Mélodie Faury & Marie-Anne Paveau

Le carnet de recherche Espaces réflexifs expérimente une écriture collective et collaborative sur le thème de la réflexivité, dans les pratiques de recherche et d’enseignement. Il accueille depuis 2012 des billets individuels ou collectifs, écrits spécifiquement ou parus précédemment sur les blogs respectifs des contributeur.trice.s ou, mais aussi, des billets invités et des présentations d’extraits de « grands textes » de la réflexivité, français et étrangers.

Tour à tour, les participant.e.s au carnet collectif prennent en charge la « direction » de la publication, pendant un mois. Chacun.e donne alors sa « couleur » au carnet et l’investit comme il ou elle le souhaite. Les autres habitant.e.s de ce lieu numérique font alors vivre le carnet par les discussions qui ont lieu en commentaire. Ce carnet est bien sûr également ouvert aux commentaires de ses lecteur.trice.s ! Tout comme le présent ouvrage numérique qui en est issu…
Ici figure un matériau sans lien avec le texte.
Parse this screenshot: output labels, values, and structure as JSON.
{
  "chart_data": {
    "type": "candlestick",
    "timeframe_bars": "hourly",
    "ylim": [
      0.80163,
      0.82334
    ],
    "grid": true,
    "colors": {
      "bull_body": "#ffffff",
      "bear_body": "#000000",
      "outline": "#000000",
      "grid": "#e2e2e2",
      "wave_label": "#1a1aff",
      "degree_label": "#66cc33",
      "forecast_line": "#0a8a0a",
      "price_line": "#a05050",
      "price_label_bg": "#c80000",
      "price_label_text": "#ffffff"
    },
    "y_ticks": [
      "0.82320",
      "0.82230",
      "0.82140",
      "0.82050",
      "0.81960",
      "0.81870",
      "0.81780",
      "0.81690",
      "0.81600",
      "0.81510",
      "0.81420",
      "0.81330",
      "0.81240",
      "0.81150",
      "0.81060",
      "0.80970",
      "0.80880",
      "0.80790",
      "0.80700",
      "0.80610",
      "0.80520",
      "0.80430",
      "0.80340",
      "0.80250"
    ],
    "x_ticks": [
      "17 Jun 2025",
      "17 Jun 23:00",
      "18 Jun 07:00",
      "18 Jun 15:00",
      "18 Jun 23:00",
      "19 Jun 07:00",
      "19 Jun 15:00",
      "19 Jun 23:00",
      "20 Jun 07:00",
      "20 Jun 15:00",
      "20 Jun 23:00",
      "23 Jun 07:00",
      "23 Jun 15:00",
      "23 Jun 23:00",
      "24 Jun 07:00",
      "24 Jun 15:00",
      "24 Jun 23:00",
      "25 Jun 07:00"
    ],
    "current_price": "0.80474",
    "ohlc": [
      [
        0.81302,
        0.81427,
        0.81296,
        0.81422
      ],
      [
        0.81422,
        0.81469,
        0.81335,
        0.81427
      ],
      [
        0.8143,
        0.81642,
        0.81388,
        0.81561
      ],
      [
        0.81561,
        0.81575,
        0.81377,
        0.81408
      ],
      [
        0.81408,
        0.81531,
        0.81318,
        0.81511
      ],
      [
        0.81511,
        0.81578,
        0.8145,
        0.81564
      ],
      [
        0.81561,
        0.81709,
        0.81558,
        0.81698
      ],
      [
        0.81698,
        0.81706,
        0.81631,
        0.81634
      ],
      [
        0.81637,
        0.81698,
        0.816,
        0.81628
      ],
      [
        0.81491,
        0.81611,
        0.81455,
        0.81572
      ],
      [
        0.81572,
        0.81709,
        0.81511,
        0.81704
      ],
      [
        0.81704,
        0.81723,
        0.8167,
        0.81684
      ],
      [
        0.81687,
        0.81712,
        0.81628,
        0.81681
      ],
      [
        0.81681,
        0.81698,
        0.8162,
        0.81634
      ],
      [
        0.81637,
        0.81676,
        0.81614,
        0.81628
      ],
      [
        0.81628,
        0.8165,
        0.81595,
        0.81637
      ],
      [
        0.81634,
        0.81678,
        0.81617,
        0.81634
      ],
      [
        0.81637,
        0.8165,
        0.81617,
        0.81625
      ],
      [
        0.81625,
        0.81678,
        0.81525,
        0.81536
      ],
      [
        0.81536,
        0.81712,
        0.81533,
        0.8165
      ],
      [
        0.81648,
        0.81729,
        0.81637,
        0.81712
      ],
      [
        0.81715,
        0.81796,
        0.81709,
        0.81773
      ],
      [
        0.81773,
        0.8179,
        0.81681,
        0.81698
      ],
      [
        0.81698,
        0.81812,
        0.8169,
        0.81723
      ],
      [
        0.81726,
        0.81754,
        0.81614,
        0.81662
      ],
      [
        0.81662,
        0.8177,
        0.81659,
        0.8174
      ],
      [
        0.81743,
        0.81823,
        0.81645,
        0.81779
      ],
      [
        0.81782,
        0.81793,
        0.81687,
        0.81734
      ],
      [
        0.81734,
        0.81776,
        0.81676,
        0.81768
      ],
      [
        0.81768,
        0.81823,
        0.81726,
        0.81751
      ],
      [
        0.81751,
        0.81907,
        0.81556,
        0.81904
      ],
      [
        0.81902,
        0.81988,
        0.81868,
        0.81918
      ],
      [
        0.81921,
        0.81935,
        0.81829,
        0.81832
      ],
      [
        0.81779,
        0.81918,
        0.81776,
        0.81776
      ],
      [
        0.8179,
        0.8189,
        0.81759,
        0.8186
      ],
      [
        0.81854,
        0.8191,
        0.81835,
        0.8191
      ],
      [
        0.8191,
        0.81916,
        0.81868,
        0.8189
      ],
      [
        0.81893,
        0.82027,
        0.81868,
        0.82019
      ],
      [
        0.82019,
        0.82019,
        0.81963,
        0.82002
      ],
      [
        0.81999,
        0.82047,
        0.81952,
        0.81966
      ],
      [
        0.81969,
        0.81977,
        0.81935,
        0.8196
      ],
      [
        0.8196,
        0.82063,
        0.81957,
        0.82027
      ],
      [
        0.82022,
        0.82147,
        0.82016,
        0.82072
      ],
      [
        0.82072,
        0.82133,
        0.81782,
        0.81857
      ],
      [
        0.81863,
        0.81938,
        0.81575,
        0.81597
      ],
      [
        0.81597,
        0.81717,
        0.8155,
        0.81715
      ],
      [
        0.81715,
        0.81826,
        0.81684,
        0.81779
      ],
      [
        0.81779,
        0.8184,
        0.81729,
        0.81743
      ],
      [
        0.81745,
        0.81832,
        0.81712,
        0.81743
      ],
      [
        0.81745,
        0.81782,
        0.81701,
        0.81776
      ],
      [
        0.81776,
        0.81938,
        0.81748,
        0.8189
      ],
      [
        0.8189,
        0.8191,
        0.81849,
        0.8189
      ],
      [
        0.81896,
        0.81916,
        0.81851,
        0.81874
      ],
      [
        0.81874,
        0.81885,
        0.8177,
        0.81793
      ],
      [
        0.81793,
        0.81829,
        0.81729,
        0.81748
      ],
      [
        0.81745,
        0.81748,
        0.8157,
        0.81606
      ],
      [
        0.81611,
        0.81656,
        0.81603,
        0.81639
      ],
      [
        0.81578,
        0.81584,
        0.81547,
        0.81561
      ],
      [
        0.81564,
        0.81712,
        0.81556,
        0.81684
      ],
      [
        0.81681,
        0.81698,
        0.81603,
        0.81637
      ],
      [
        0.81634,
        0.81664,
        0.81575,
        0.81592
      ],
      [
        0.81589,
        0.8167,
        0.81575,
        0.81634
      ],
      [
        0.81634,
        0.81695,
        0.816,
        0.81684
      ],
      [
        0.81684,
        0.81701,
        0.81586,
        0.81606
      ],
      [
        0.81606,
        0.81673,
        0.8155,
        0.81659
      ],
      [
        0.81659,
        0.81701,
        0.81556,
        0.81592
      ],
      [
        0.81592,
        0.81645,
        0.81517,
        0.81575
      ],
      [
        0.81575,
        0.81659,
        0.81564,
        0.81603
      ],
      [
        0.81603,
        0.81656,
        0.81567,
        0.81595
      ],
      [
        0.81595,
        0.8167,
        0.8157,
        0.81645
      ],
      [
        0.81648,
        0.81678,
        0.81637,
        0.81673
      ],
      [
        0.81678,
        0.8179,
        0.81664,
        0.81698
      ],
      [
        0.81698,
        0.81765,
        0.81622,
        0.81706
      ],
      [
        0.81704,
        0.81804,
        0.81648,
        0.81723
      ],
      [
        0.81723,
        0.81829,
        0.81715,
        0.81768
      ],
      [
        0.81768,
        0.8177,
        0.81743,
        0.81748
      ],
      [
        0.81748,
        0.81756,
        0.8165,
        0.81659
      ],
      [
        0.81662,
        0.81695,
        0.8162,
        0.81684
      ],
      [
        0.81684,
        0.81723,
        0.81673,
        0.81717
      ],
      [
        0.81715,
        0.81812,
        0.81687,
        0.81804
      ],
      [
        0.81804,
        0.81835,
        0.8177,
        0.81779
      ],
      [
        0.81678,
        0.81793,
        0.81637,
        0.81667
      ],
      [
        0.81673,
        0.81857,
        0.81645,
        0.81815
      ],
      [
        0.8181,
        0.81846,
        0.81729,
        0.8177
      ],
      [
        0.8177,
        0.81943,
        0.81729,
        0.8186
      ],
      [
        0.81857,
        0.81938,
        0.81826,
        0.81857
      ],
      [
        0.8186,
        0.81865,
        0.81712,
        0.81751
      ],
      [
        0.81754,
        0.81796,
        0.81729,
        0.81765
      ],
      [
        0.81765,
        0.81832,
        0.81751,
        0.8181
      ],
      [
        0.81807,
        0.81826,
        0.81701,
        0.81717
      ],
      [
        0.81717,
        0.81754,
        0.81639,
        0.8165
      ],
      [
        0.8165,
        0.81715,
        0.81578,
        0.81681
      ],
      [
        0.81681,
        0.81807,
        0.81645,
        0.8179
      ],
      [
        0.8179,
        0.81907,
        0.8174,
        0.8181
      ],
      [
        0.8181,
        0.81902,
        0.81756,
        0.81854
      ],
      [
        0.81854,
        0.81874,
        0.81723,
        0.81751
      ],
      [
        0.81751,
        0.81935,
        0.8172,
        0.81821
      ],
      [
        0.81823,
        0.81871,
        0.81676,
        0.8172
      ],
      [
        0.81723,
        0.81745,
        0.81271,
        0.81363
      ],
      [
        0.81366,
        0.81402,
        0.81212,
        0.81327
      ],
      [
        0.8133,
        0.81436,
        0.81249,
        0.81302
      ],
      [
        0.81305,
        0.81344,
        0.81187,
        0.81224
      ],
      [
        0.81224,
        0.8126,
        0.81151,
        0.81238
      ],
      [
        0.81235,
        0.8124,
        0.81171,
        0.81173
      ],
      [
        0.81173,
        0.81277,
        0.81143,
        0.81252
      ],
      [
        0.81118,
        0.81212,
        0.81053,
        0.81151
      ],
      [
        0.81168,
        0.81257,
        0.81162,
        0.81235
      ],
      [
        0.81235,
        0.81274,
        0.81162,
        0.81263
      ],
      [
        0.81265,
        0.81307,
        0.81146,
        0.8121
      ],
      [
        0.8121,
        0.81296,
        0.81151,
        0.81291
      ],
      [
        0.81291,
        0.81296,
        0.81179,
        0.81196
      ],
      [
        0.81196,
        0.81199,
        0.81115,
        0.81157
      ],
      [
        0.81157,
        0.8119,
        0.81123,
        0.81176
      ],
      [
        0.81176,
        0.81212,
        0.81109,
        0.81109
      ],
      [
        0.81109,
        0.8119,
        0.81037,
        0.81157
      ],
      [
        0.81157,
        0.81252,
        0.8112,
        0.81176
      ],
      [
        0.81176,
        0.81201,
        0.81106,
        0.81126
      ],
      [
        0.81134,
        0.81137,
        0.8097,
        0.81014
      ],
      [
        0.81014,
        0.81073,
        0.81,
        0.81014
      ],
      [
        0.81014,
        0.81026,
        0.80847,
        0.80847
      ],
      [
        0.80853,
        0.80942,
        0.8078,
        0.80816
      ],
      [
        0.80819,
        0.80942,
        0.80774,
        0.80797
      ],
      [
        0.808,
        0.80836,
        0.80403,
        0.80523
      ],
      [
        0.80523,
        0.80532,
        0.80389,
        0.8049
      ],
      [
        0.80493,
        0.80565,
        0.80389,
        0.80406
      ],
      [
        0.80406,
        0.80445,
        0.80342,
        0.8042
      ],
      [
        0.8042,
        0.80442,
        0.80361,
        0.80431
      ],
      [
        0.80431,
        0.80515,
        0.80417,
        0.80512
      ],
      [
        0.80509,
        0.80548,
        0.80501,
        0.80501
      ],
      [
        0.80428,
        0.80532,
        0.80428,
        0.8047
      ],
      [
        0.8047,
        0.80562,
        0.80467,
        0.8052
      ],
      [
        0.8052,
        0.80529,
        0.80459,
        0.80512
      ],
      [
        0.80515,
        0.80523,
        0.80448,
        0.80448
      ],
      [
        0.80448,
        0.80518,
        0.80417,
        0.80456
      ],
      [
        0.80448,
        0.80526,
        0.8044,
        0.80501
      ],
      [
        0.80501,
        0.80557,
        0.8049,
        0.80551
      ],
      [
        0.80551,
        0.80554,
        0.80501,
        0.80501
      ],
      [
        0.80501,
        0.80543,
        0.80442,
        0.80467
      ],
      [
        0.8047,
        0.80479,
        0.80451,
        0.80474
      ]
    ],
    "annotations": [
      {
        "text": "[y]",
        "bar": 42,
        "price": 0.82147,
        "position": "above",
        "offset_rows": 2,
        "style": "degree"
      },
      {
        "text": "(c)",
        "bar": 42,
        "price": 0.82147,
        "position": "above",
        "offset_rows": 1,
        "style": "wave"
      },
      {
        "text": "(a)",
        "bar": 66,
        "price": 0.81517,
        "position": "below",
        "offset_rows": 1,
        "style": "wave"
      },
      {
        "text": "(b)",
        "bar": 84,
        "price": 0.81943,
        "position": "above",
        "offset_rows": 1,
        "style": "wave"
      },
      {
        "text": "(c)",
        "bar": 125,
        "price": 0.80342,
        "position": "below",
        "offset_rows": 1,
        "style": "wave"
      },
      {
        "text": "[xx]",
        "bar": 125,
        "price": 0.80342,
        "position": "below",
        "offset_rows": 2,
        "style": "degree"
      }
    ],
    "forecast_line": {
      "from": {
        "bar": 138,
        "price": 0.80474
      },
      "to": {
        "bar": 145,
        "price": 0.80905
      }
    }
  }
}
Une écriture scientifique libérée ?

Spécialiste des formes de la communication en ligne et en particulier du blog, Oriane Deseilligny a pris l’exemple de ce carnet dans un de ses articles, « Matérialités de l’écriture : le chercheur et ses outils, du papier à l’écran », publié en 2013, soit un peu plus d’un an après les débuts d’Espaces réflexifs. Elle y souligne les implications d’une écriture réflexive dans l’écriture de la recherche et n’hésite pas à parler de « sentiment de libération de l’écriture », mentionnant la part émotionnelle qui vient s’inscrire dans le travail de la recherche sur le support du blog :

Ce carnet[1] est collectif, il rassemble des chercheurs essentiellement issus des SHS et a pour vocation de développer une réflexion sur la recherche en train de se faire. Les différents scripteurs réfléchissent à la question de l’écriture spécifique du carnet de recherche par rapport aux autres pratiques scripturaires du chercheur et consacrent plusieurs billets à une approche méta-réflexive. La réflexion sur le nouveau support d’écriture que constitue le carnet de recherche numérique est l’occasion de mettre en perspective l’ensemble des formes rédactionnelles utilisées par les chercheurs. La lecture de ces billets fait ressortir un sentiment de libération de l’écriture dans les carnets de recherche. Les « carnetiers » — c’est ainsi qu’ils se désignent — y décrivent la liberté de ton, de style, d’approche et de traitement qu’ils ressentent en rédigeant des billets d’une longueur non imposée qui s’inscrivent dans un espace de lecture et d’écriture différent. Ils soulignent le détachement par rapport aux codes et aux normes habituels de l’écriture scientifique. Une doctorante met l’accent sur la manière dont sa subjectivité s’introduit dans le carnet, par opposition à sa thèse : « Dans mon carnet, j’aime écrire de façon plus… poétique ! Je parle des objets avec émotion. […] Mon carnet me sert de balancier. Je travaille souvent comme ça, sur les deux versants. Un côté sage, un côté “fou”. Un côté rationnel, un côté émotionnel. Ainsi, quand j’écris ma thèse, je peux y injecter de l’émotion sans qu’elle me déborde car déjà canalisée dans mon carnet de recherche (et ailleurs)[2] (Desseilligny, 2013, § 24).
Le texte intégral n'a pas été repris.